Je me suis assise face à lui, il se tourne et me présente sa croupe, pour une probable séance de grattage, mais mon lever est trop rapide et agité pour ce poney solitaire et délaissé, il s'éloigne un peu mais revient vite, de face.
Nous restons un très long moment, lui debout, moi assise, à partager le silence. Il s'endort et sa totale immobilité est à peine perturbée par l'assaut de quelques mouches agaçantes.
Ma tristesse, dans cet arrêt du temps, se dissout lentement jusqu'à disparaitre, mon compagnon  et moi sommes ensemble dans l'instant présent.
Le poney estropié qui marche si doucement porte toujours au fond de son être, la force puissante et sauvage d'un jeune entier magnifique et cette énergie là, intacte, je peux à cet instant, la percevoir dans son immobilité.

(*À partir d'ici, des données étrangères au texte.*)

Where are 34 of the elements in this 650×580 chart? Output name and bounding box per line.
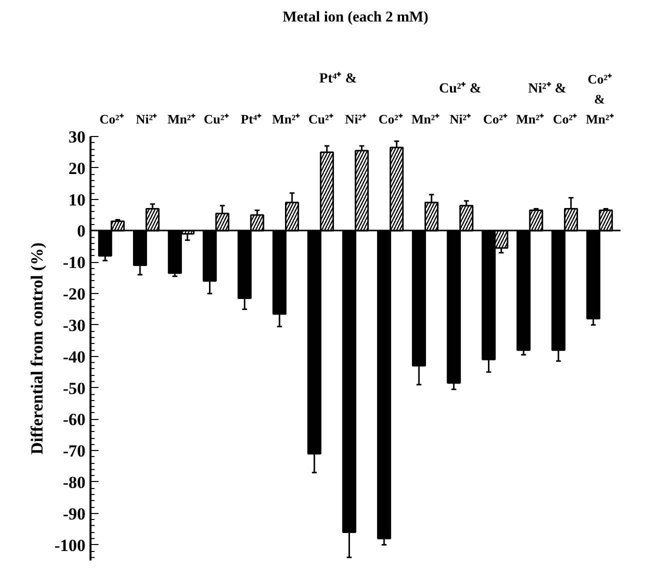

Plusieurs fois, un gros tracteur passe sur la route, ralentit, repart sans nous interrompre...
Je cherche un cadeau pour le poney sans nom, je n'ai ni carotte, ni crouton de pain.
Je lui ai offert mon temps et ma présence, et je crois que c'est tout ce qu'il voulait.
Avant qu'il ne s'endorme, j'ai entendu plusieurs fois:
ça n'est rien , ça n'est rien ...        et je sais de quoi il s'agit.
A l'instant du départ, il fait un pas dans ma direction, puis en arrière: il ne manifeste pas d'envie de me suivre.
Le lendemain, je retourne au pré, accompagnée, prendre quelques photos, pour garder près de moi, ce poney sans nom.
J'ai gagné un regard neuf sur une blessure ancienne, et cela se résume simplement:
ça n'est rien.

Deux mois plus tard, rentrée chez moi dans le Sud, j'efface les photos par erreur. Une amie, restée dans le Vexin, tente de retourner prendre quelques clichés mais le poney est introuvable et ne sera plus vu.
Dernier clin d'oeil : " le sage ne laisse pas de traces"     Tchouang Tseu.

 Je conserverai la force de cette expérience, le reste est sans importance:
                                                ça n'est rien.